El estudio, que implicó el análisis de millones de datos, abre el camino para el desarrollo de este y otros cultivos con capacidad para adaptarse a ambientes con poca agua

AGENCIA CYTA-INSTITUTO LELOIR/DICYT Un total de 150 genes que le permiten a los tomates desplegar una estrategia de tolerancia a la sequía fueron identificados por un equipo de científicos. Entre ellos, genes que dirigen la fabricación de canales para el transporte del agua y de la pared de celulosa de las células vegetales.

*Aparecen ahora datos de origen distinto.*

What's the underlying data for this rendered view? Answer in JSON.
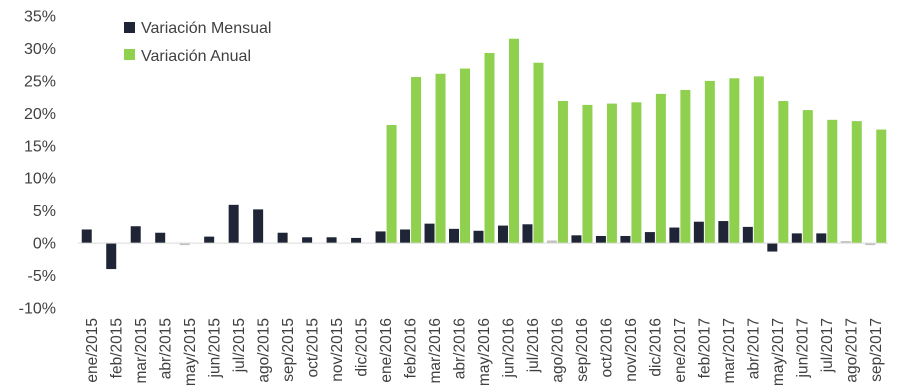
{
  "chart_data": {
    "type": "bar",
    "title": "",
    "xlabel": "",
    "ylabel": "",
    "ylim": [
      -10,
      35
    ],
    "ytick_step": 5,
    "ytick_format": "percent",
    "grid": false,
    "legend_position": "top-left",
    "categories": [
      "ene/2015",
      "feb/2015",
      "mar/2015",
      "abr/2015",
      "may/2015",
      "jun/2015",
      "jul/2015",
      "ago/2015",
      "sep/2015",
      "oct/2015",
      "nov/2015",
      "dic/2015",
      "ene/2016",
      "feb/2016",
      "mar/2016",
      "abr/2016",
      "may/2016",
      "jun/2016",
      "jul/2016",
      "ago/2016",
      "sep/2016",
      "oct/2016",
      "nov/2016",
      "dic/2016",
      "ene/2017",
      "feb/2017",
      "mar/2017",
      "abr/2017",
      "may/2017",
      "jun/2017",
      "jul/2017",
      "ago/2017",
      "sep/2017"
    ],
    "series": [
      {
        "name": "Variación Mensual",
        "color": "#1f2536",
        "values": [
          2.1,
          -4.0,
          2.6,
          1.6,
          -0.3,
          1.0,
          5.9,
          5.2,
          1.6,
          0.9,
          0.9,
          0.8,
          1.8,
          2.1,
          3.0,
          2.2,
          1.9,
          2.7,
          2.9,
          0.4,
          1.2,
          1.1,
          1.1,
          1.7,
          2.4,
          3.3,
          3.4,
          2.5,
          -1.3,
          1.5,
          1.5,
          0.3,
          -0.3
        ]
      },
      {
        "name": "Variación Anual",
        "color": "#8fd14f",
        "values": [
          null,
          null,
          null,
          null,
          null,
          null,
          null,
          null,
          null,
          null,
          null,
          null,
          18.2,
          25.6,
          26.1,
          26.9,
          29.3,
          31.5,
          27.8,
          21.9,
          21.3,
          21.5,
          21.7,
          23.0,
          23.6,
          25.0,
          25.4,
          25.7,
          21.9,
          20.5,
          19.0,
          18.8,
          17.5
        ]
      }
    ]
  }
}
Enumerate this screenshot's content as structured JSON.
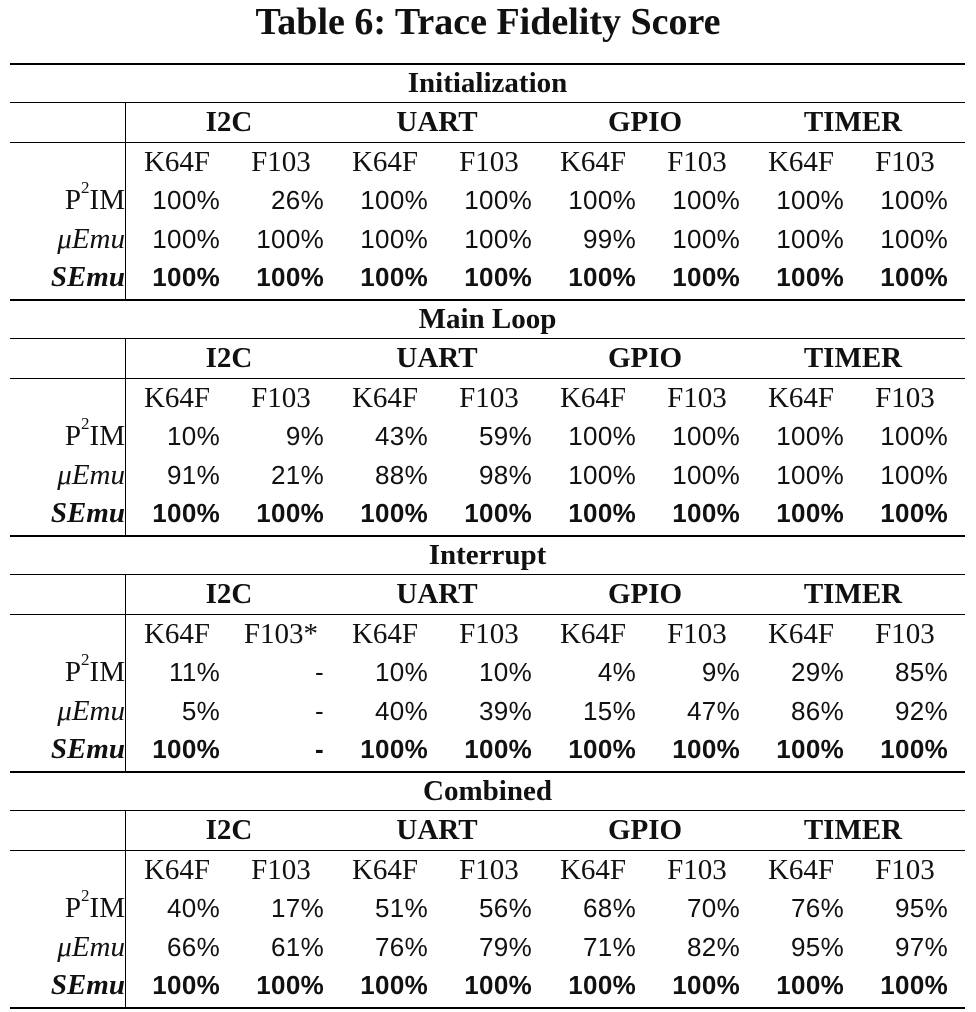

El hallazgo podría servir para desarrollar cultivos que se adapten a ambientes con escasos niveles de agua.

 

“Los genes que descubrimos interaccionan con un factor de transcripción llamado ASR1. Esta molécula activa genes cuyas respuestas le confieren a la planta la capacidad de tolerar el estrés hídrico o falta de agua”, señaló a la Agencia CyTA el doctor Norberto Iusem, investigador del CONICET en el Instituto de Fisiología, Biología Molecular y Neurociencias (IFIByNE) y del Departamento de Fisiología, Biología Molecular y celular de la Facultad de Ciencias Exactas y Naturales de la UBA.

 

Algunas de las estrategias que despliegan las plantas apuntan a proteger la escasa agua disponible. Se activan genes de síntesis de moléculas protectoras de aminoácidos (unidades de proteínas) o azucares que de alguna manera toman el lugar del agua faltante, puntualizó Iusem. También se gatilla el cerramiento de los estomas (especies de poros celulares) de las hojas para retener la mayor cantidad de agua.

 

“Si bien el trabajo se realizó en tomates, los resultados pueden aplicarse a otros cultivos de relevancia ya que tienen en común muchos mecanismos biológicos”, concluyó el investigador del CONICET.

 

El trabajo, publicado en BMC Plant Biology, fue el fruto de muchos años de trabajo en el IFIByNE y constituyó gran parte del trabajo de tesis del doctor Martiniano Ricardi, becario del Conicet bajo la dirección del doctor Iusem. También participó el doctor Rodrigo González del mismo centro de investigación y también fue crucial el rol de un equipo de la Universidad de Cornell, en Estados Unidos, que cuenta con equipos de alto rendimiento para descifrar información contenida en millones de fragmentos de ADN.